Friday, November 15, 2019

My Incomplete Fantasy: My Saviour



"Every end is the beginning of something new" I recall the way I used to tell people whenever they hit hardship or loss. Now it was me in the hardship but I found noone by my side to utter my saying to me. Yeah! I completely broke down with no idea of how I shall be starting my life once again on my own. Recalling 11th july, 2017 the 20 sleeping tablets on the side table of my bed and me making continuous calls to him. Yeah! that that day I wanted to beg him for love or else that would have been the last conversation or may be a last call to him. As I wanted to rest: rest for a long time in peace. May be I made him more or less 50 calls yet he was randomly cutting it off. I finally thought may be I should leave now for the rest.
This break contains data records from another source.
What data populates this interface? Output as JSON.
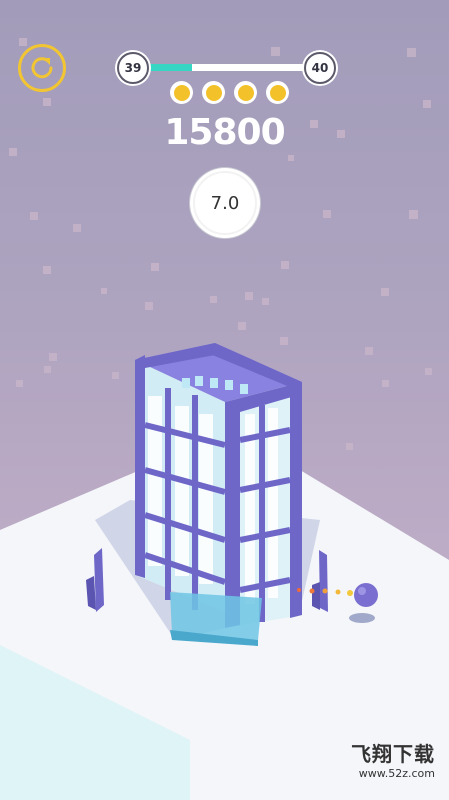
{
  "hud": {
    "restart_icon": "restart-icon",
    "level_current": "39",
    "level_next": "40",
    "level_progress": 0.28,
    "stars_earned": 4,
    "stars_total": 4,
    "score": "15800",
    "multiplier": "7.0"
  },
  "watermark": {
    "name": "飞翔下载",
    "url": "www.52z.com"
  },
  "colors": {
    "accent_yellow": "#f2c533",
    "progress": "#37d6c4",
    "tower_purple": "#6e67c8",
    "glass": "#cdeef8",
    "ball": "#7a6fd0"
  }
}
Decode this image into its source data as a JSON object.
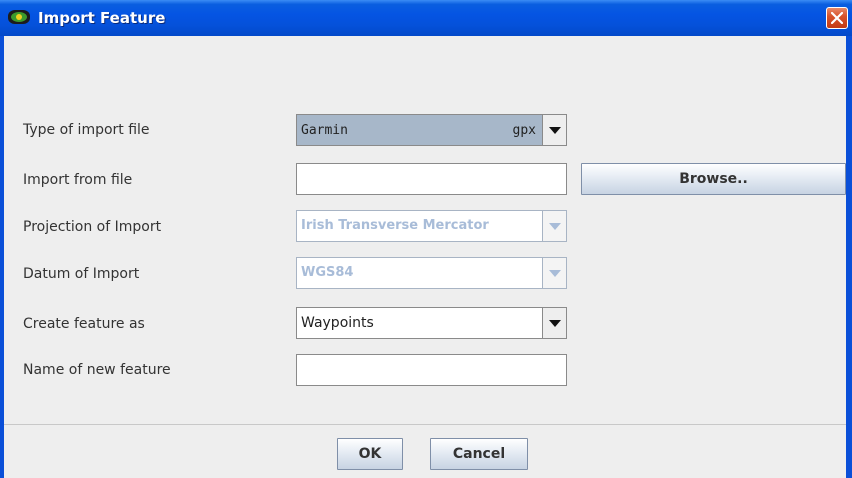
{
  "window": {
    "title": "Import Feature",
    "icon": "eye-app-icon",
    "close_icon": "close-icon",
    "titlebar_color": "#0554e3",
    "close_color": "#d8542c"
  },
  "form": {
    "rows": [
      {
        "label": "Type of import file"
      },
      {
        "label": "Import from file"
      },
      {
        "label": "Projection of Import"
      },
      {
        "label": "Datum of Import"
      },
      {
        "label": "Create feature as"
      },
      {
        "label": "Name of new feature"
      }
    ],
    "import_type": {
      "value": "Garmin",
      "extension": "gpx"
    },
    "import_file": {
      "value": ""
    },
    "projection": {
      "value": "Irish Transverse Mercator",
      "enabled": false
    },
    "datum": {
      "value": "WGS84",
      "enabled": false
    },
    "feature_type": {
      "value": "Waypoints"
    },
    "feature_name": {
      "value": ""
    },
    "browse_label": "Browse.."
  },
  "footer": {
    "ok_label": "OK",
    "cancel_label": "Cancel"
  }
}
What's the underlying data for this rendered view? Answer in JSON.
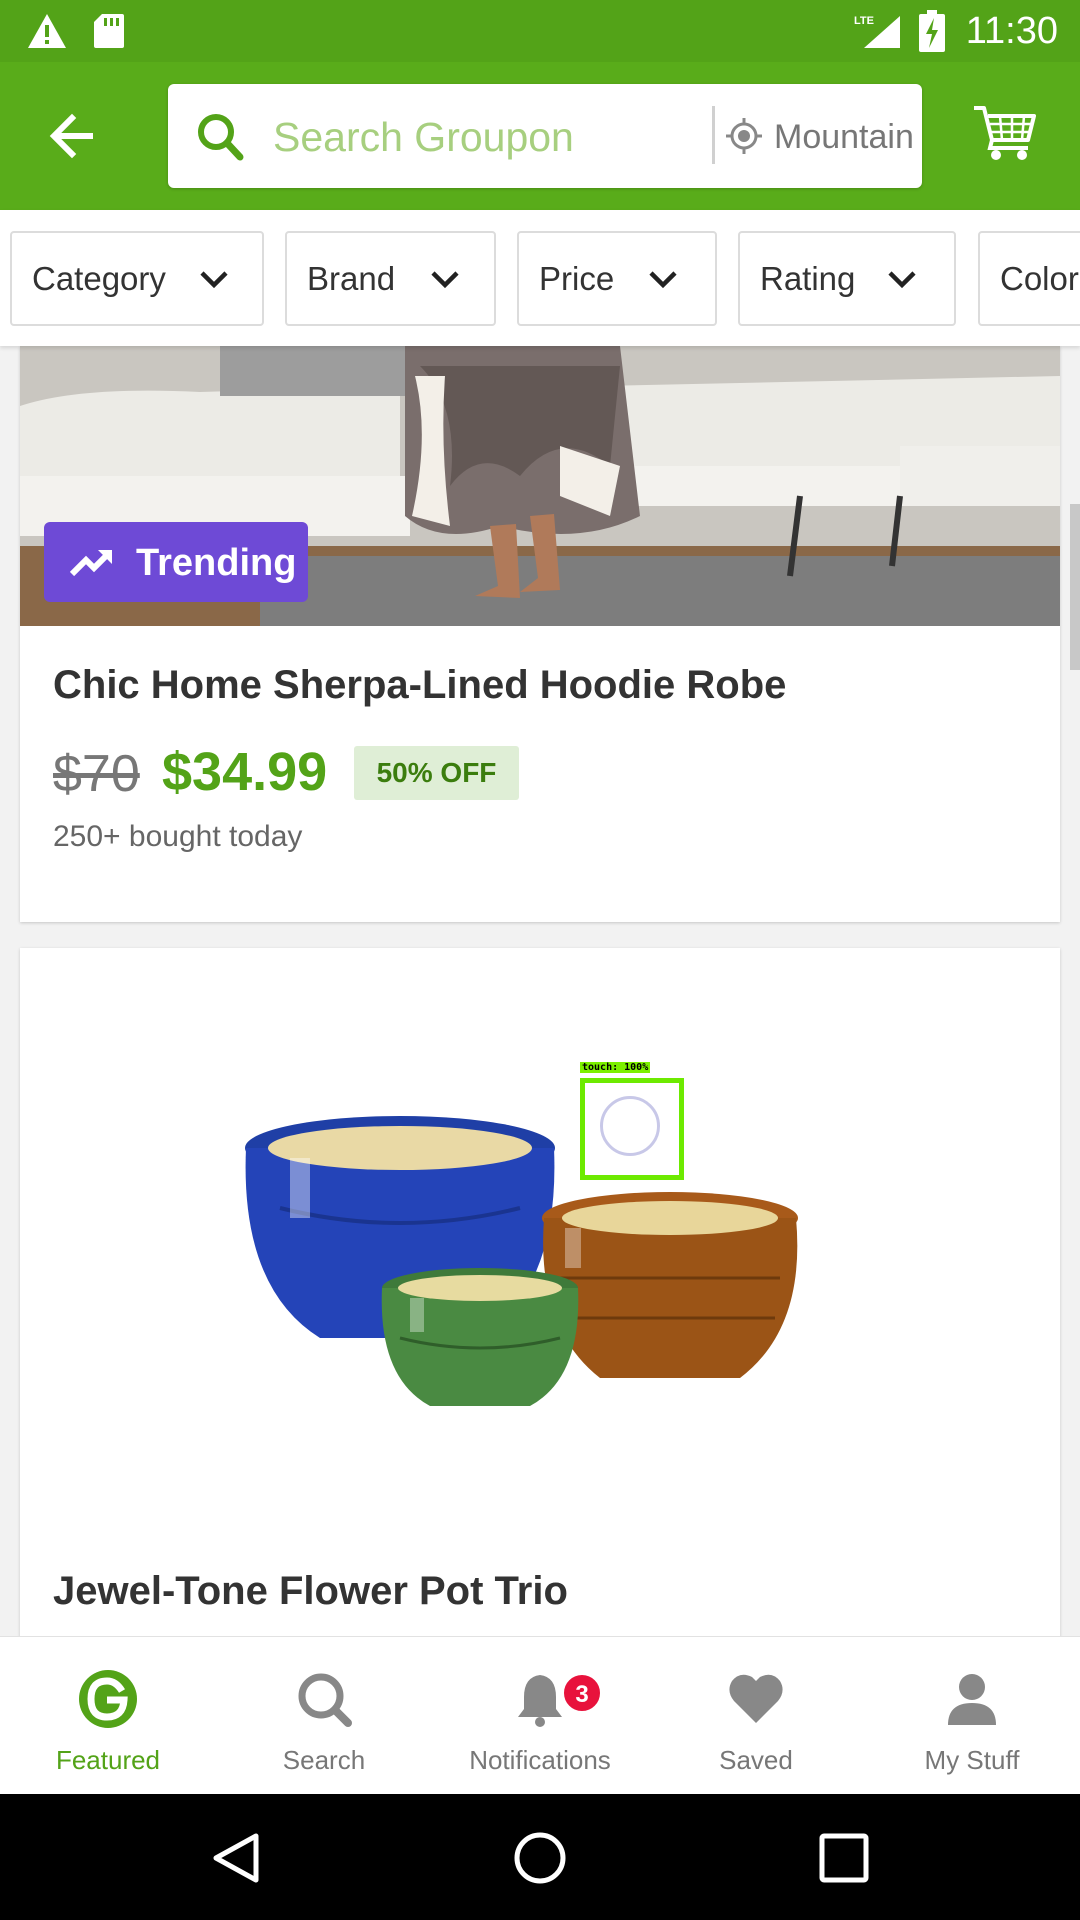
{
  "status_bar": {
    "time": "11:30",
    "network": "LTE"
  },
  "header": {
    "search_placeholder": "Search Groupon",
    "location": "Mountain View"
  },
  "filters": [
    {
      "label": "Category"
    },
    {
      "label": "Brand"
    },
    {
      "label": "Price"
    },
    {
      "label": "Rating"
    },
    {
      "label": "Color"
    }
  ],
  "deals": [
    {
      "badge": "Trending",
      "title": "Chic Home Sherpa-Lined Hoodie Robe",
      "original_price": "$70",
      "price": "$34.99",
      "discount": "50% OFF",
      "social_proof": "250+ bought today"
    },
    {
      "title": "Jewel-Tone Flower Pot Trio"
    }
  ],
  "touch_overlay": {
    "label": "touch: 100%"
  },
  "bottom_nav": [
    {
      "label": "Featured",
      "icon": "groupon-g-icon",
      "active": true
    },
    {
      "label": "Search",
      "icon": "search-icon"
    },
    {
      "label": "Notifications",
      "icon": "bell-icon",
      "badge": "3"
    },
    {
      "label": "Saved",
      "icon": "heart-icon"
    },
    {
      "label": "My Stuff",
      "icon": "person-icon"
    }
  ],
  "colors": {
    "brand_green": "#53a318",
    "trending_purple": "#6e4ad6",
    "badge_red": "#e8123c"
  }
}
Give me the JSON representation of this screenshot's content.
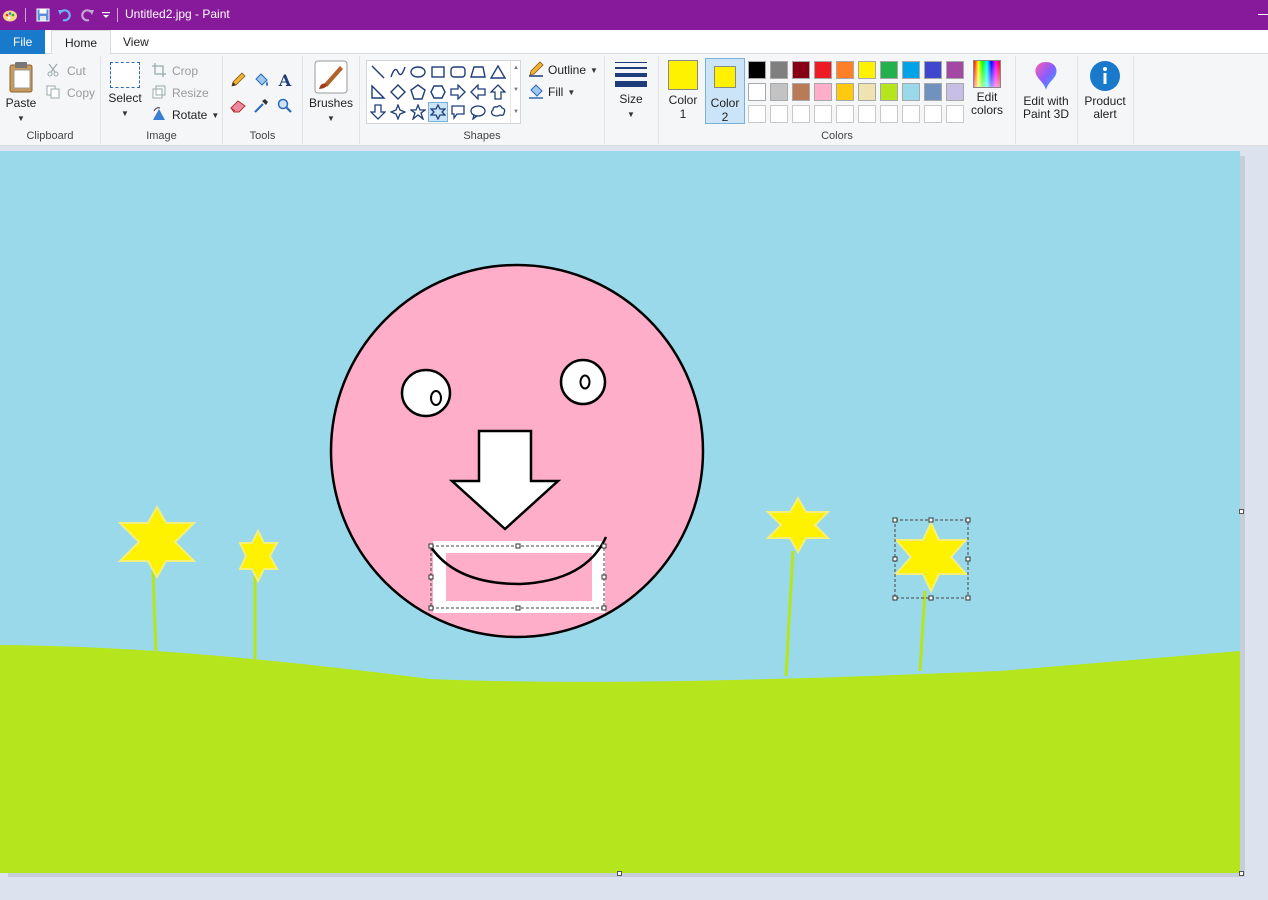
{
  "window": {
    "title": "Untitled2.jpg - Paint"
  },
  "quick_access": {
    "app_icon": "paint-palette-icon",
    "save_icon": "save-icon",
    "undo_icon": "undo-icon",
    "redo_icon": "redo-icon",
    "customize_icon": "dropdown-icon"
  },
  "tabs": {
    "file": "File",
    "home": "Home",
    "view": "View"
  },
  "clipboard": {
    "paste": "Paste",
    "cut": "Cut",
    "copy": "Copy",
    "group": "Clipboard"
  },
  "image": {
    "select": "Select",
    "crop": "Crop",
    "resize": "Resize",
    "rotate": "Rotate",
    "group": "Image"
  },
  "tools": {
    "group": "Tools",
    "items": [
      "pencil-icon",
      "fill-icon",
      "text-icon",
      "eraser-icon",
      "color-picker-icon",
      "magnifier-icon"
    ]
  },
  "brushes": {
    "label": "Brushes"
  },
  "shapes": {
    "outline": "Outline",
    "fill": "Fill",
    "group": "Shapes",
    "selected": "six-point-star"
  },
  "size": {
    "label": "Size"
  },
  "colors": {
    "color1_line1": "Color",
    "color1_line2": "1",
    "color2_line1": "Color",
    "color2_line2": "2",
    "color1": "#fff200",
    "color2": "#fff200",
    "edit_line1": "Edit",
    "edit_line2": "colors",
    "group": "Colors",
    "palette_row1": [
      "#000000",
      "#7f7f7f",
      "#880015",
      "#ed1c24",
      "#ff7f27",
      "#fff200",
      "#22b14c",
      "#00a2e8",
      "#3f48cc",
      "#a349a4"
    ],
    "palette_row2": [
      "#ffffff",
      "#c3c3c3",
      "#b97a57",
      "#ffaec9",
      "#ffc90e",
      "#efe4b0",
      "#b5e61d",
      "#99d9ea",
      "#7092be",
      "#c8bfe7"
    ],
    "palette_row3": [
      "#ffffff",
      "#ffffff",
      "#ffffff",
      "#ffffff",
      "#ffffff",
      "#ffffff",
      "#ffffff",
      "#ffffff",
      "#ffffff",
      "#ffffff"
    ]
  },
  "paint3d": {
    "line1": "Edit with",
    "line2": "Paint 3D"
  },
  "alert": {
    "line1": "Product",
    "line2": "alert"
  },
  "canvas": {
    "sky": "#9ad9ea",
    "grass": "#b5e61d",
    "face": "#ffaec9",
    "star": "#fff200"
  }
}
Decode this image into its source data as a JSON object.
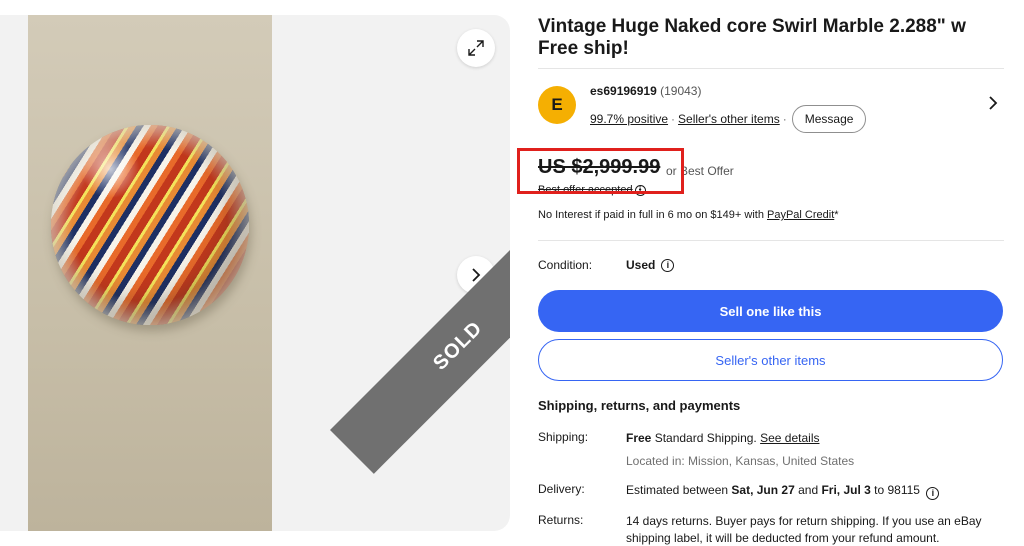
{
  "gallery": {
    "sold_label": "SOLD"
  },
  "title": "Vintage Huge Naked core Swirl Marble 2.288\" w Free ship!",
  "seller": {
    "avatar_letter": "E",
    "name": "es69196919",
    "feedback_count": "(19043)",
    "positive": "99.7% positive",
    "separator": "·",
    "other_items_link": "Seller's other items",
    "message_button": "Message"
  },
  "price": {
    "amount": "US $2,999.99",
    "offer_text": "or Best Offer",
    "accepted_text": "Best offer accepted",
    "credit_prefix": "No Interest if paid in full in 6 mo on $149+ with ",
    "credit_link": "PayPal Credit",
    "credit_suffix": "*"
  },
  "condition": {
    "label": "Condition:",
    "value": "Used"
  },
  "actions": {
    "primary": "Sell one like this",
    "secondary": "Seller's other items"
  },
  "shipping": {
    "heading": "Shipping, returns, and payments",
    "shipping_label": "Shipping:",
    "shipping_free": "Free",
    "shipping_method": " Standard Shipping. ",
    "see_details": "See details",
    "location": "Located in: Mission, Kansas, United States",
    "delivery_label": "Delivery:",
    "delivery_prefix": "Estimated between ",
    "delivery_start": "Sat, Jun 27",
    "delivery_and": " and ",
    "delivery_end": "Fri, Jul 3",
    "delivery_to": " to 98115",
    "returns_label": "Returns:",
    "returns_text": "14 days returns. Buyer pays for return shipping. If you use an eBay shipping label, it will be deducted from your refund amount."
  },
  "colors": {
    "primary_blue": "#3665f3",
    "highlight_red": "#e0201c",
    "avatar_yellow": "#f5af02",
    "sold_gray": "#707070"
  }
}
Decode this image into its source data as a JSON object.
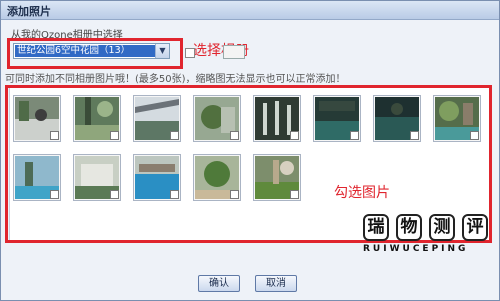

My plan that night was simple just have all 20 tablets and go to rest without realizing any pain.

I could think of nothing others than either giving up on life or he would call to save me. Getting no response from him, I held a hand full of tablets. I remember I was crying though still expecting him to call me back... Then finally my phone rang I thought it was him; I reached my phone and it wasn't him. I took a long breathe before picking it up, all I could say was, "Mummy". How unexpected that my she called exactly when I was about to commit suicide. she said, "it's 12:15am I really had a bad dream beta, I saw you screaming and crying in a dark room beta! Is everything alright? Is there something that's bothering you?" Mom's words made me realize may be there are some people who are my priority other than him as well. In heart, I regretted what I was doing then yet I lied mom saying," it's just a bit of cold mummy I will be alright. Don't worry so much about me!" "You idiot! Just come home tommorow. You just live 2hour away from home. Visit us for some week after all you have your off days now. Have some time for family as well beta" mom was so soft so warm when she said this. Taking a long breathe I replied, okay! Mummy, I miss you so much and Thank you.


That night one call from my mom saved me. My mom became my saviour not him. At 21 I was about to end my life for a man whom I had just Know for 3 years. What immature decision was I about to make. I forget that my parents were also there for me; Everytime I needed my any support. But when she called I felt a warmth that I should live. And I must live for my family, in respect to beautiful connection that I got since birth. 

Of course he promised to stay but dropping me to the point where I was about to end myself completely: he gave up half way. Who saved me that day was my Mom. Whole night I couldn't sleep because I had a guilt that I was about to let my family down. Then I made a promise to myself, "My family will always be my first preference: in sorrows and in celebration".


Thursday, November 7, 2019

My Incomplete Fantasy: Relationship Ended





My Incomplete Fantasy: Relationship Ended

I don't believe the my next chapter had my journey to sail on my own after the nightmare that I had assumed of. Finally, our relation ended because he left without any word and I no more wanted to be the pressure in his life. I could at least understand that he is a busy man and he has a lot task to perform in his daily life other than me. And may be that's why he wanted to leave. Yeah! he said he got tired of everything so the first thing that he wants to giveup was me.



Yeah! this was heartbreaking that to me, my world crashed infront of my own eyes and i could do nothing. I could do nothing to save our world at all, where he didn't even had a second thought to save it: that breaks me deep inside. But out of all the heartbreaking facts or those tears; the funniest part was he left when I started trusting him more than me. Every time I told people that nobody is ever worth of my trust but stupidly I fall over him. I realize he left when I needed a strong support next to me. He left when I believed he would stay even when everyone will turn their face away from me: he proved me I am wrong. While, I still believe I am strong enough to deal with any situations, even after things ended up between us. What makes me loose my strength at some point is he left without saying a word. I understand may be for him to explain things must have been difficult; as we planned our future too far together which without coming into action has been a past now.

Today, even after you left me on my weakest nerves, I don't really have any bad word for you. Rather, I prefer to thank you. Thank you! for giving me the best lesson for  life. The lessons that helped me realize that my life should depend on myself. "Nobody is a Soulmate here, it's your soul and you who makes the living survive the crisis all alone"- thank you for helping me conclude why life should be independent. Moreover, thank you for making be independent where I realized I can achieve so much on my own. After you left, the weakest nerves in me became such strong that it gave birth to a new me. 

I remember being lost around with your memories after you left. I remember the uncountable questions that I asked to myself. I still have goosebumps to commend who much the memories of us haunted me like a nightmare. Yeah! it became nightmare everytime I remembered our planned future, that never came true. While I even recall how much I regretted all the memories I had with you because they made me sad all the time. Today I cherish them all, I cherish all those memories of us. Because those memories helped me to come out of all the sorrows.